Doch der Reihe nach: Der Langenberger war im November in Velbert-Mitte unterwegs. In den Anliegerstraßen Königstraße und „In den Bieerhöfen“ seien alle Fahrzeuge mit einer Verwarnung versehen worden, „unabhängig davon, ob korrekt geparkt oder nicht, unabhängig des Kennzeichens“.
WAZ-Leser befragt Ordnungsamt-Mitarbeiter
Er fragt nach, die Mitarbeitenden des KOD antworten: „Als Begründung wurde durch die Mitarbeiter des Ordnungsamtes angegeben, dass man grundsätzlich davon ausgehe, dass kein Fahrzeug ein Anliegerfahrzeug sei und daher der Halter des Fahrzeugs beim Ordnungsamt sein Anliegen darlegen müsse“, berichtet er der WAZ. Er sei „verschont“ worden, da er habe darlegen können, dass er einer Anwohnerin beim Umzug helfe.
„Ich halte es für ein sehr merkwürdiges Verhalten, erst einmal jedem Fahrzeughalter ein Fehlverhalten zu unterstellen und die normale Beweislast umzukehren“, schließt er seinen Bericht - und fragt sich: „Würde ich dann meine Aufwände für einen eventuellen Nachweis ebenso erstattet bekommen, ich hätte ja nichts falsch gemacht?
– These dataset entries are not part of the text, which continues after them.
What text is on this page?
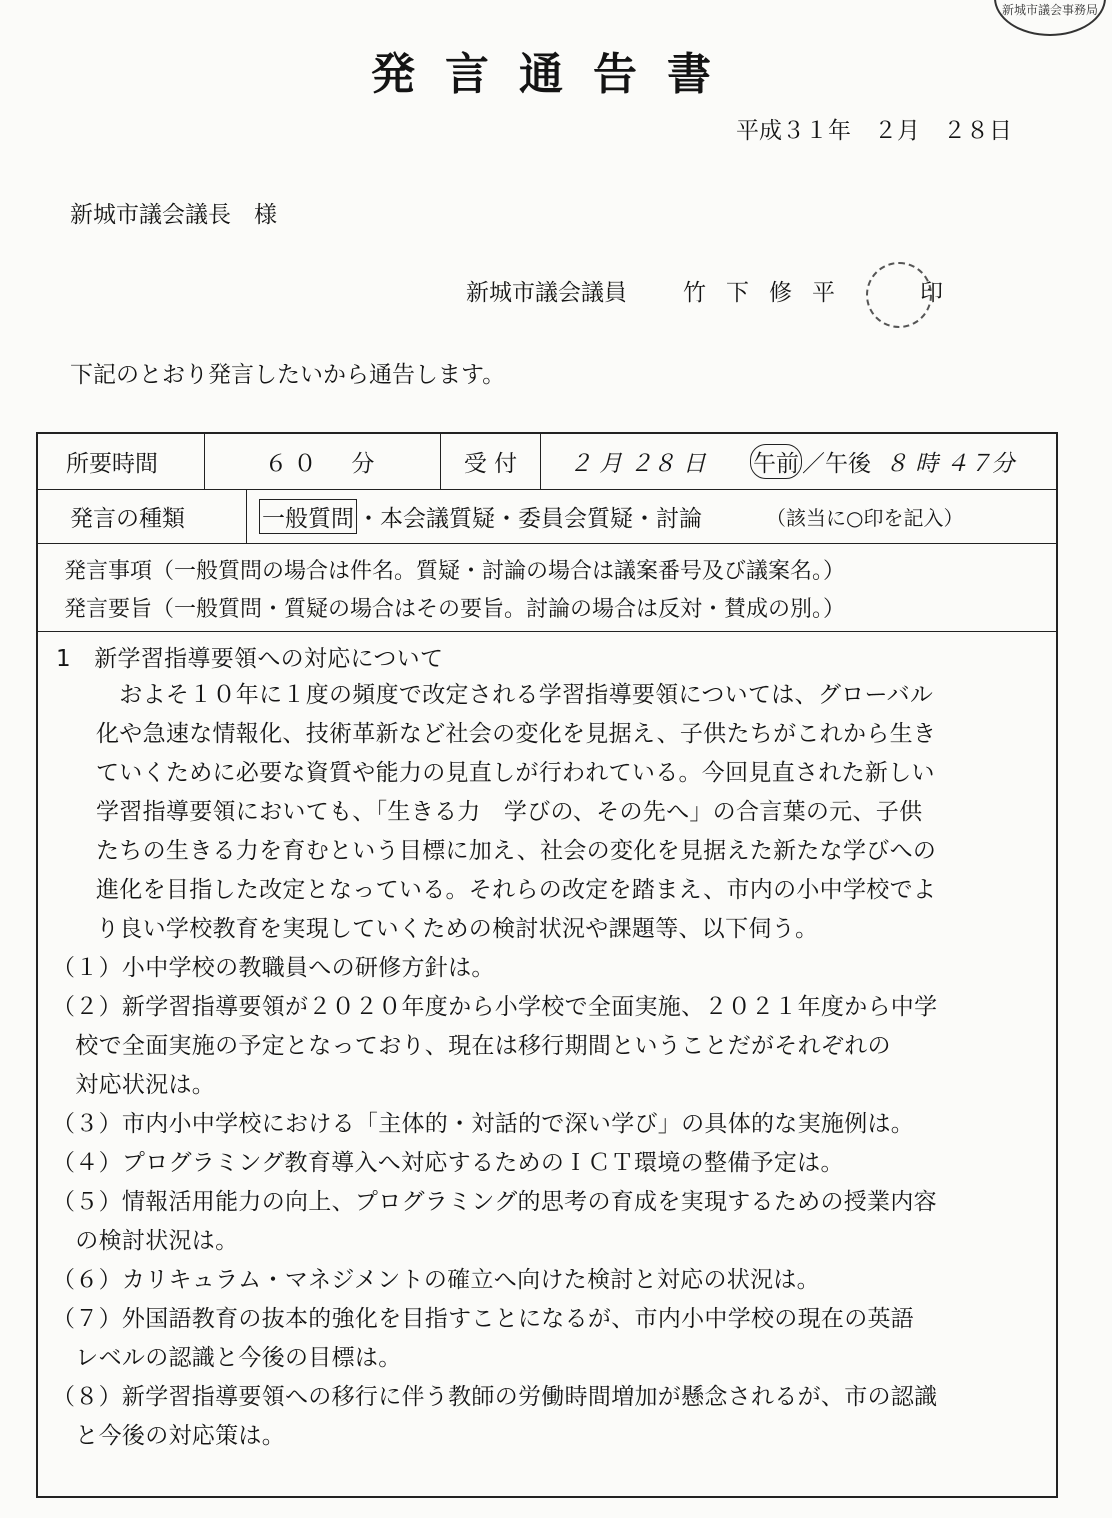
新城市議会事務局
発言通告書
平成３１年　２月　２８日
新城市議会議長　様
新城市議会議員 竹下修平	印
下記のとおり発言したいから通告します。
所要時間	６０　分	受 付	２ 月 ２８ 日 午前 ／午後 ８ 時 ４７分
発言の種類	一般質問 ・ 本会議質疑 ・ 委員会質疑 ・ 討論	（該当に○印を記入）
発言事項（一般質問の場合は件名。質疑・討論の場合は議案番号及び議案名。）
発言要旨（一般質問・質疑の場合はその要旨。討論の場合は反対・賛成の別。）
1　新学習指導要領への対応について
　およそ１０年に１度の頻度で改定される学習指導要領については、グローバル
化や急速な情報化、技術革新など社会の変化を見据え、子供たちがこれから生き
ていくために必要な資質や能力の見直しが行われている。今回見直された新しい
学習指導要領においても、「生きる力　学びの、その先へ」の合言葉の元、子供
たちの生きる力を育むという目標に加え、社会の変化を見据えた新たな学びへの
進化を目指した改定となっている。それらの改定を踏まえ、市内の小中学校でよ
り良い学校教育を実現していくための検討状況や課題等、以下伺う。
（１）小中学校の教職員への研修方針は。
（２）新学習指導要領が２０２０年度から小学校で全面実施、２０２１年度から中学
　校で全面実施の予定となっており、現在は移行期間ということだがそれぞれの
　対応状況は。
（３）市内小中学校における「主体的・対話的で深い学び」の具体的な実施例は。
（４）プログラミング教育導入へ対応するためのＩＣＴ環境の整備予定は。
（５）情報活用能力の向上、プログラミング的思考の育成を実現するための授業内容
　の検討状況は。
（６）カリキュラム・マネジメントの確立へ向けた検討と対応の状況は。
（７）外国語教育の抜本的強化を目指すことになるが、市内小中学校の現在の英語
　レベルの認識と今後の目標は。
（８）新学習指導要領への移行に伴う教師の労働時間増加が懸念されるが、市の認識
　と今後の対応策は。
Muss ich jetzt bei jedem Besuch mich vorab oder nachher beim Ordnungsamt rechtfertigen?“
Außerdem wohne er ebenfalls in einer Anliegerstraße, an der Klippe in Langenberg. „Muss ich jetzt auch damit rechnen, mich regelmäßig beim Ordnungsamt zu rechtfertigen, insbesondere da ich nicht einmal an meinem Fahrzeug ein ME-Nummernschild habe?“
Stadtsprecher erläutert Vorgehensweise
Hans-Joachim Blißenbach ist Pressesprecher der Stadt Velbert. Er hat sich der Beschwerde angenommen. „Nach Abstimmung mit dem städtischen Datenschutzbeauftragten und dem Landesdatenschutzbeauftragten kann ich mitteilen, dass unsere Verfahrensweise bei der Erteilung von Verwarnungen (=Parkverstoß ruhender Verkehr) in Anliegerbereichen, wie ,In den Bieerhöfen‘ und an der Königstraße, nicht gegen geltendes Recht verstößt.“
Lediglich die Mitteilungskarte sei nun leicht angepasst worden. „Sie haben Ihr Fahrzeug leider entgegen den Vorschriften der Straßenverkehrsordnung abgestellt“, heißt es da. Und weiter: „Über die Art des begangenen Verstoßes, die Höhe des Verwarnungsgeldes und den weiteren Fortgang des Verfahrens erhalten Sie in Kürze eine Nachricht.“
Doch was tun, wenn diese Karte an der Windschutzscheibe klemmt? „Dem zuständigen Mitarbeitenden reicht es aus, wenn der Fahrzeughalter die schriftliche Einwilligungserklärung, in der er sich bereiterklärt, in ein Anliegerverzeichnis aufgenommen zu werden, vorlegt“, erläutert der Stadtsprecher. Im Anschluss erfolge dann ein behördeninterner Abgleich.
Begriff „Anlieger“ hat keine genaue Definition
Eine gesetzliche Definition des Begriffs „Anlieger“ gibt es laut ADAC übrigens nicht. Der Automobilclub schreibt auf seiner Homepage zu diesem Thema: „Die Rechtsprechung hat jedoch die Bedeutung nach dem allgemeinen Sprachgebrauch und der Verkehrssitte ermittelt: Anlieger ist, wer ein an der Straße anliegendes Grundstück bewohnt oder zu einer Erledigung aufsuchen muss. Es genügt irgendeine Beziehung zum Anliegergrundstück.“
Dazu zählen eben nicht nur Menschen, die an der betreffenden Straße wohnen. Auch Personen, die jemanden im Anliegerbereich besuchen wollen, dürfen einfahren. Dabei spiele es laut ADAC auch keine Rolle, ob derjenige, den man besuchen möchte, zu Hause ist. „Es genügt die Absicht, ihn besuchen zu wollen. Selbst unerwünschte Besucher sind zum Einfahren berechtigt.“ Gleiches gelte für Grundstückseigentümer, Pächter eines Schrebergartens, Bauunternehmer oder Handwerker.